Une manifestation contre la «culture du viol» dégénère dans un lycée

- Avec AFP

Une manifestation contre la «culture du viol» dégénère dans un lycée© Charles Platiau Source: Reuters
Cliché pris devant le lycée Victor Duruy, le 3 février 2016, à Paris (image d'illustration).

La publication sur les réseaux sociaux d'un courriel tendancieux a entrainé une manifestation de lycéens de l'Isère lors de laquelle deux incendies ont été déclenchés. Une situation qui a amené les enseignants à faire jouer leur droit de retrait.

Les enseignants d'un lycée de l'Isère se sont mis en grève, ce mardi 29 septembre, suite à un incendie qui a eu lieu lors d'une manifestations d'étudiants contre un courriel insultant l'une des organisatrices. 

Tout commence le lundi 21 septembre comme le rapporte France Bleu Isère : le ministre de l’Education nationale Jean-Michel Blanquer demander aux jeunes – et aux jeunes filles en particulier – de s’habiller «de façon républicaine» dans l’enceinte scolaire. Bien que floue, cette directive a été relayée par courriel par le chef d’établissement du lycée des Portes de l'Oisans à Vizille, en Isère.

En réaction, une trentaine de lycéens ont organisé une manifestation contre ces consignes vestimentaires, l’une d’elle ayant envoyé un courriel au chef d’établissement pour faire part de son mécontentement.

Un courriel qui a mis le feu aux poudres

C’est alors que l’affaire s’envenime : un ancien proviseur de lycée («qui n'est plus en activité au sein de l'Education nationale» selon le rectorat), commente ce courriel en privé – pense-t-il – en ces termes : «Elle ne manque pas d'air la merdeuse. Je n'ose te dire ce que je lui souhaite. Signé : Michel Fourniret». Or, à la suite d’une mauvaise manœuvre – un «répondre à tous» malheureux – sa réponse a été également envoyée à la jeune fille en question. Agée de 17 ans, la jeune femme a largement partagé le mail sur les réseaux sociaux, en dénonçant une «culture du viol». Elle n’a toutefois pas déposé plainte, mais le rectorat a fait savoir que «si elle change d'avis, [il] l’accompagner[a] dans sa démarche».

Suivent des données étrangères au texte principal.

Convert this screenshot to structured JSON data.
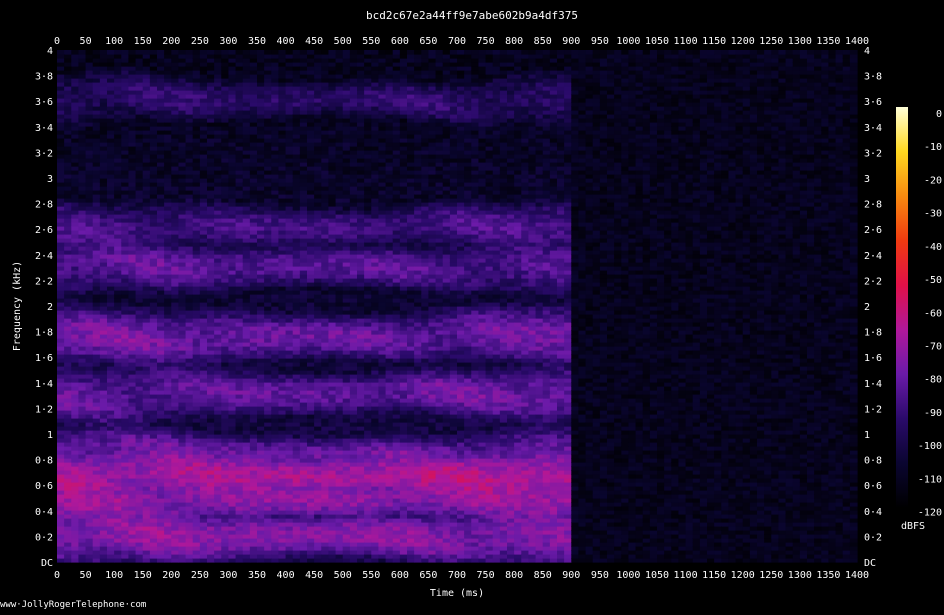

La divulgation de ce courriel a motivé un rassemblement beaucoup plus important que celui initialement prévu. Celui-ci a finalement regroupé lundi 28 septembre au matin environ «250 jeunes, dont 90% scolarisés au lycée» selon la gendarmerie. Une voiture située sur un parking jouxtant l'une des entrées de l'établissement a été incendiée et un second départ de feu, constaté plus tard dans un des sanitaires du lycée, a provoqué le déclenchement de l'alarme incendie et l'évacuation de tous les bâtiments.

Or, l’alarme s'étant déclenchée en retard dans une aile du lycée, certains enseignant ont continué à y faire cours malgré le début d’incendie.

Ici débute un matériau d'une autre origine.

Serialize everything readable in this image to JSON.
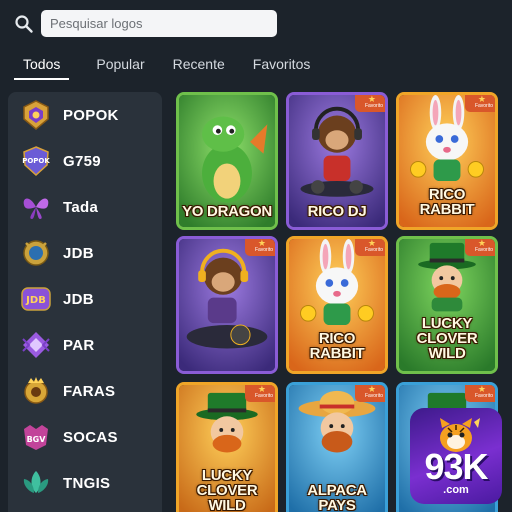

Ceux-ci ont donc exercé leur droit de retrait et l'ensemble du corps enseignant du lycée s'est mis en grève mardi 29 septembre. «Les professeurs ont accueilli les élèves mardi matin, mais ils n'ont pas pris leurs cours. Nous appelons à l'apaisement et au dialogue», indique à l'AFP le rectorat de l'académie de Grenoble, qui organisait mardi plusieurs réunions sur place pour dénouer la situation.

Alors que l'un des deux auteurs identifiés des incendies – un jeune homme de 17 ans scolarisé au lycée – a d’ores et déjà été interpellé et auditionné, deux enquêtes distinctes ont été ouvertes pour faire la lumière sur les deux incendies volontaires et sur le courriel à la suite duquel la manifestation a eu lieu.